Created: 2012-03-22 05:20
Updated: 2013-10-15 11:58

Meet myCollar

myCollar is an OpenCollar side project where I (nirea) and some other intrepid devs are experimenting with some new architectural ideas that would take a lot of work to wedge into the OpenCollar codebase.

The Problem

If you've been following OC development for the last six months you've probably seen a lot of angst over the number of drastic changes in the 3.7 release:

  • Elimination of the web DB
  • New updater/installer
  • Some plugins being set to uninstalled by default
  • Move from Google Code to Github

I'm proud of the work we did for 3.7. It's made it a lot easier to get involved in the collar's code. But it pissed a lot of people off ("why doesn't the collar do X anymore?!?!?!"). It was also slow, tedious work. There is a lot of code in there.

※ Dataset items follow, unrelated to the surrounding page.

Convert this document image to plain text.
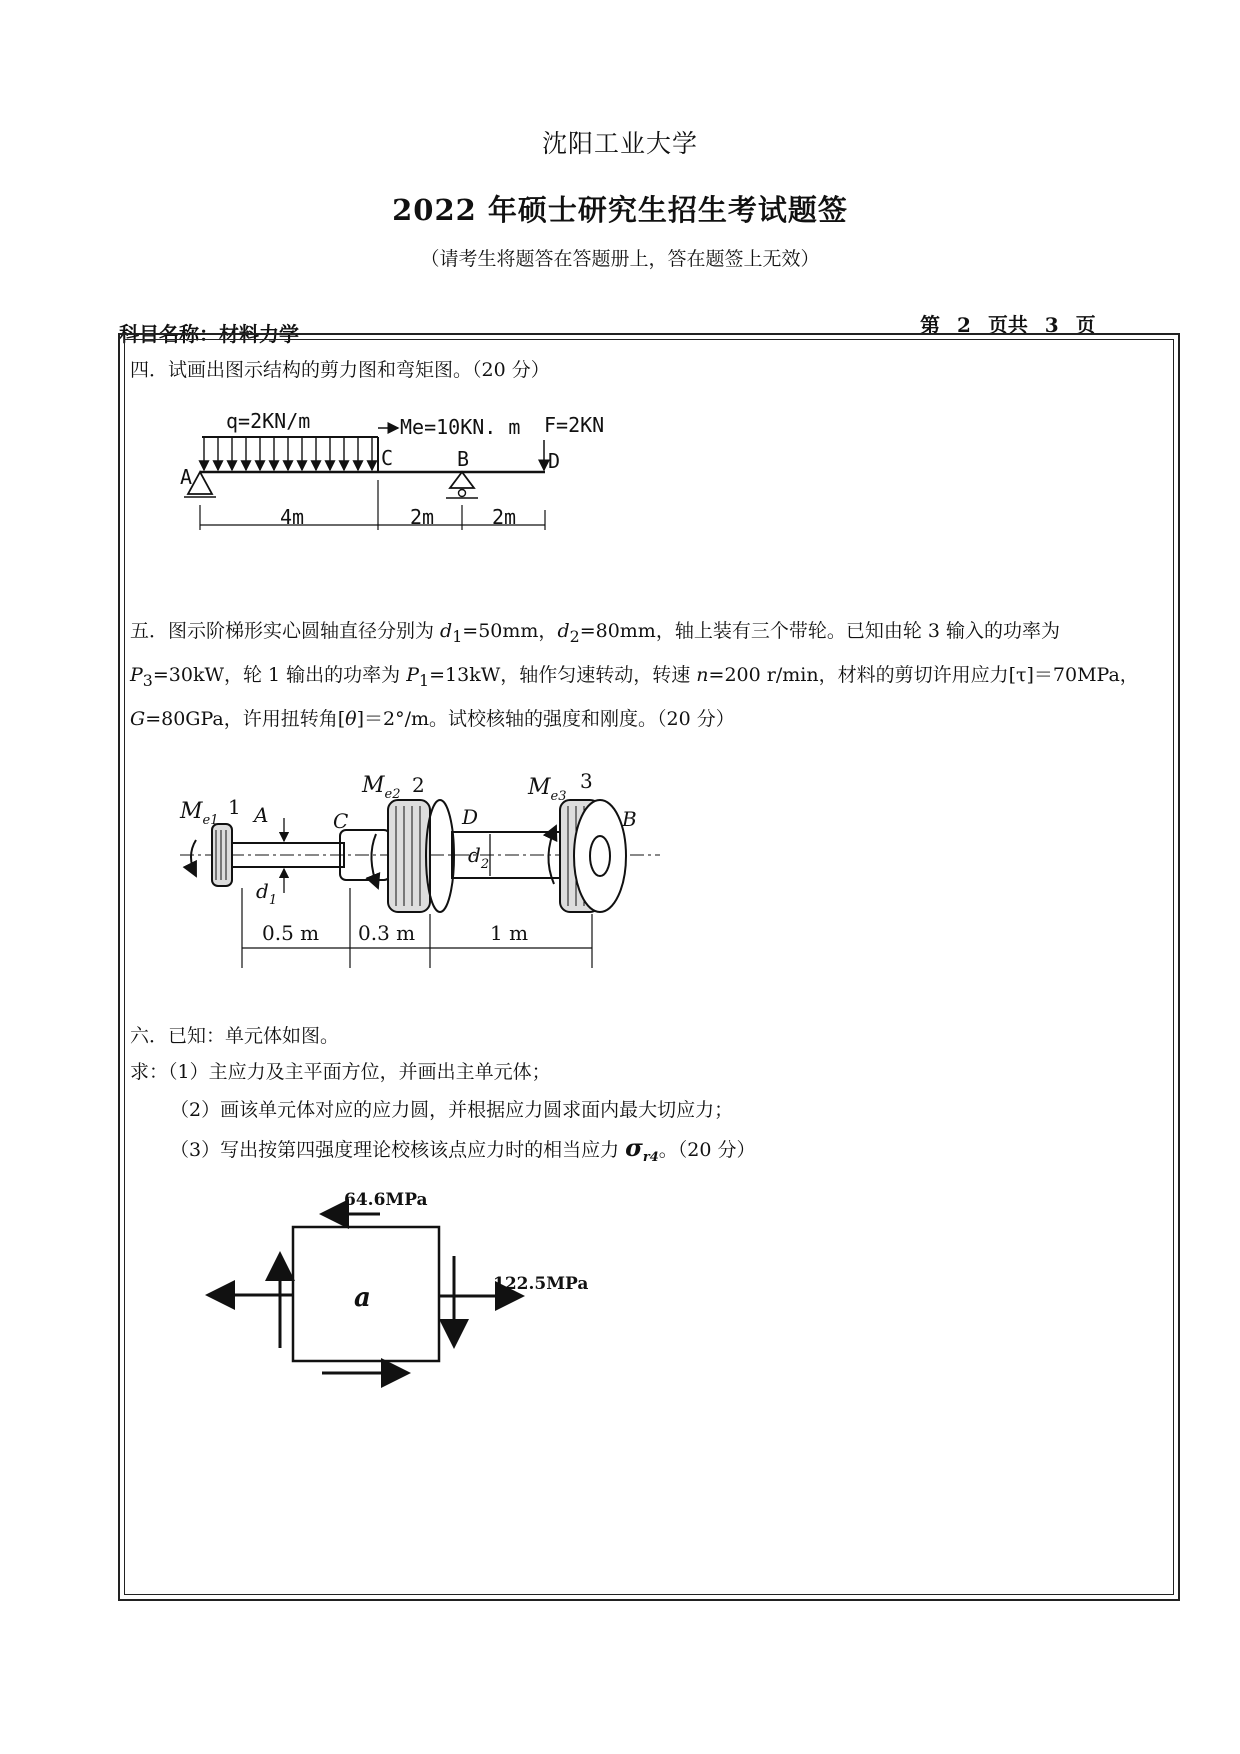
沈阳工业大学
2022 年硕士研究生招生考试题签
（请考生将题答在答题册上，答在题签上无效）
科目名称：材料力学	第 2 页共 3 页
四．试画出图示结构的剪力图和弯矩图。（20 分）
q=2KN/m	Me=10KN. m F=2KN
A
C	B	D
4m	2m	2m
$M_{e1}$
1 A	C
$M_{e2}$ 2
D
$M_{e3}$
3
B
$d_1$
$d_2$
0.5 m 0.3 m	1 m
64.6MPa
122.5MPa
a
五．图示阶梯形实心圆轴直径分别为 $d_1=50mm$，$d_2=80mm$，轴上装有三个带轮。已知由轮 3 输入的功率为$P_3=30kW$，轮 1 输出的功率为 $P_1=13kW$，轴作匀速转动，转速 n=200 r/min，材料的剪切许用应力[τ]＝70MPa，G=80GPa，许用扭转角[θ]＝2°/m。试校核轴的强度和刚度。（20 分）
六．已知：单元体如图。
求：（1）主应力及主平面方位，并画出主单元体；
（2）画该单元体对应的应力圆，并根据应力圆求面内最大切应力；
（3）写出按第四强度理论校核该点应力时的相当应力 $\sigma_{r4}$。（20 分）
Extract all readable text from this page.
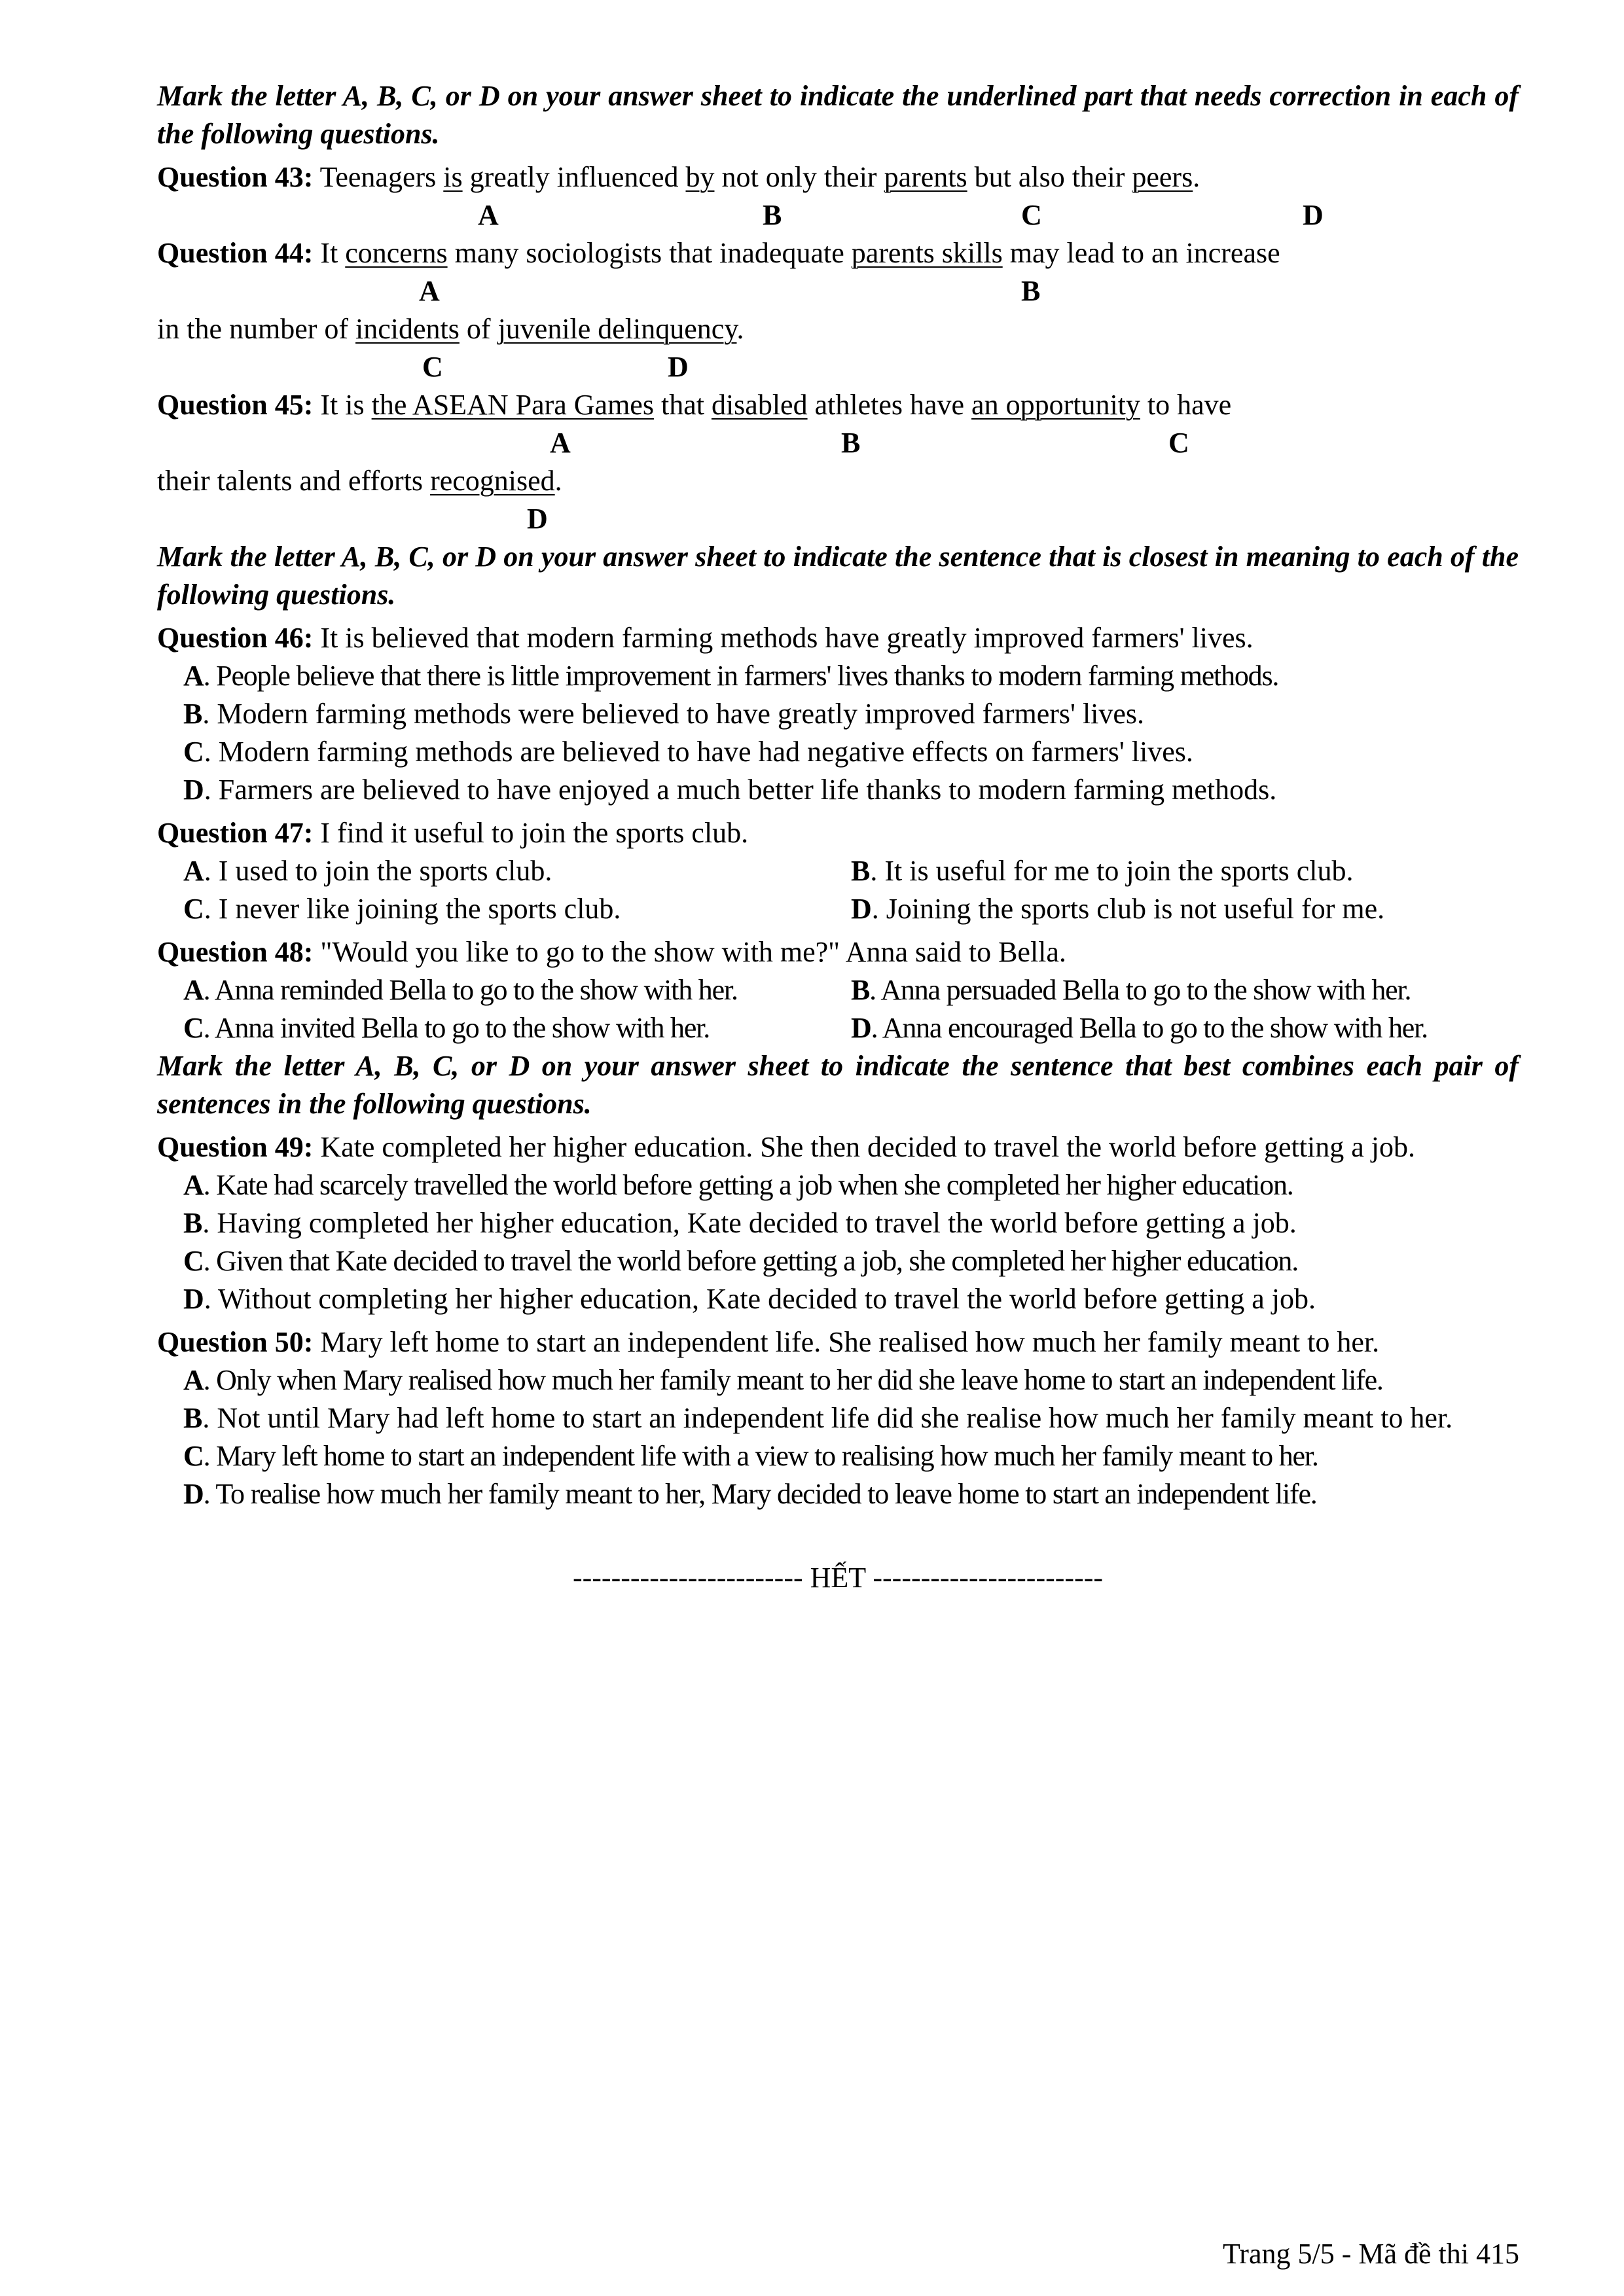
Mark the letter A, B, C, or D on your answer sheet to indicate the underlined part that needs correction in each of the following questions.
Question 43: Teenagers is greatly influenced by not only their parents but also their peers.
A	B	C	D
Question 44: It concerns many sociologists that inadequate parents skills may lead to an increase
A	B
in the number of incidents of juvenile delinquency.
C	D
Question 45: It is the ASEAN Para Games that disabled athletes have an opportunity to have
A	B	C
their talents and efforts recognised.
D
Mark the letter A, B, C, or D on your answer sheet to indicate the sentence that is closest in meaning to each of the following questions.
Question 46: It is believed that modern farming methods have greatly improved farmers' lives.
A. People believe that there is little improvement in farmers' lives thanks to modern farming methods.
B. Modern farming methods were believed to have greatly improved farmers' lives.
C. Modern farming methods are believed to have had negative effects on farmers' lives.
D. Farmers are believed to have enjoyed a much better life thanks to modern farming methods.
Question 47: I find it useful to join the sports club.
A. I used to join the sports club.	B. It is useful for me to join the sports club.
C. I never like joining the sports club.	D. Joining the sports club is not useful for me.
Question 48: "Would you like to go to the show with me?" Anna said to Bella.
A. Anna reminded Bella to go to the show with her.	B. Anna persuaded Bella to go to the show with her.
C. Anna invited Bella to go to the show with her.	D. Anna encouraged Bella to go to the show with her.
Mark the letter A, B, C, or D on your answer sheet to indicate the sentence that best combines each pair of sentences in the following questions.
Question 49: Kate completed her higher education. She then decided to travel the world before getting a job.
A. Kate had scarcely travelled the world before getting a job when she completed her higher education.
B. Having completed her higher education, Kate decided to travel the world before getting a job.
C. Given that Kate decided to travel the world before getting a job, she completed her higher education.
D. Without completing her higher education, Kate decided to travel the world before getting a job.
Question 50: Mary left home to start an independent life. She realised how much her family meant to her.
A. Only when Mary realised how much her family meant to her did she leave home to start an independent life.
B. Not until Mary had left home to start an independent life did she realise how much her family meant to her.
C. Mary left home to start an independent life with a view to realising how much her family meant to her.
D. To realise how much her family meant to her, Mary decided to leave home to start an independent life.
------------------------ HẾT ------------------------
Trang 5/5 - Mã đề thi 415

nirea@computer:~/sl/ocupdater/lsl$ cat *lsl | wc -l

For those of you that don't speak Unix, that means there are nearly twenty-four thousand lines of lsl code in OpenCollar. (Before 3.7, there were 24,555 lines :( .)

It's a lot of work to maintain all that. Still, it gets worse:

  • There are a lot of cross dependencies between the scripts. Any work on the core scripts (auth, settings, listener, update) is quite likely to break things elsewhere.
  • Though SL is a great environment for experimenting and learning some programming, it is a hostile environment for maintaining a large codebase. There are no good tools for keeping inworld scripts in sync with a version control repository (git, mercurial, subversion, whatever).

When RL companies have this problem they hire a QA department. When SL projects have this problem they burn out release managers and slide into stagnation.

The Solution

myCollar aims to make collar scripting fun again. I have a few ideas how to do that.

  1. Maintain a small core, and make everything pluggable. You can see this in action if you look inside the new auth scripts and read the Pluggable Auth document. We won't have a monolithic auth script that tries to define all scenarios in terms of owner/secowner/other. myCollar's auth chain lets you add whatever auth logic you want. If you want to give control to anyone whose name starts with a "J", it's easy to plug that in.
  2. Share the load. Unlike OC, which takes on responsibility for distributing a large number of plugins (e.g. badwords, bell, keyholder, etc), myCollar will come with just the basics. If someone wants to add a feature, we'll help them write it as a plugin and distribute it under their name, but we're very unlikely to add it into the core. That way the plugin author gets the glory, as well as the bug reports.
  3. Share the load, part deux. If we add a settings server, we'll make it so it's easy to run your own, on reasonably standard hosting. Rather than the project maintaining a server for hundreds of thousands of people, it makes sense to me for communities to be able to maintain their own.
  4. Don't require OC compatibility. Example: myCollar has a new, much-simplified menu system. It's not compatible with the call-and-response system that OC uses. That's OK. Maybe someday someone updates all the plugins and backports myCollar's menu system to OC. That would be awesome. But I'm not volunteering to do that work.
  5. Release a much smaller number of designs. One of the really tedious things about releasing a new OC version is making sure all the collars in our back catalog have the new scripts inside. myCollar will not maintain a big back catalog like this. Other than the stock collar, designs will be released for a limited time only.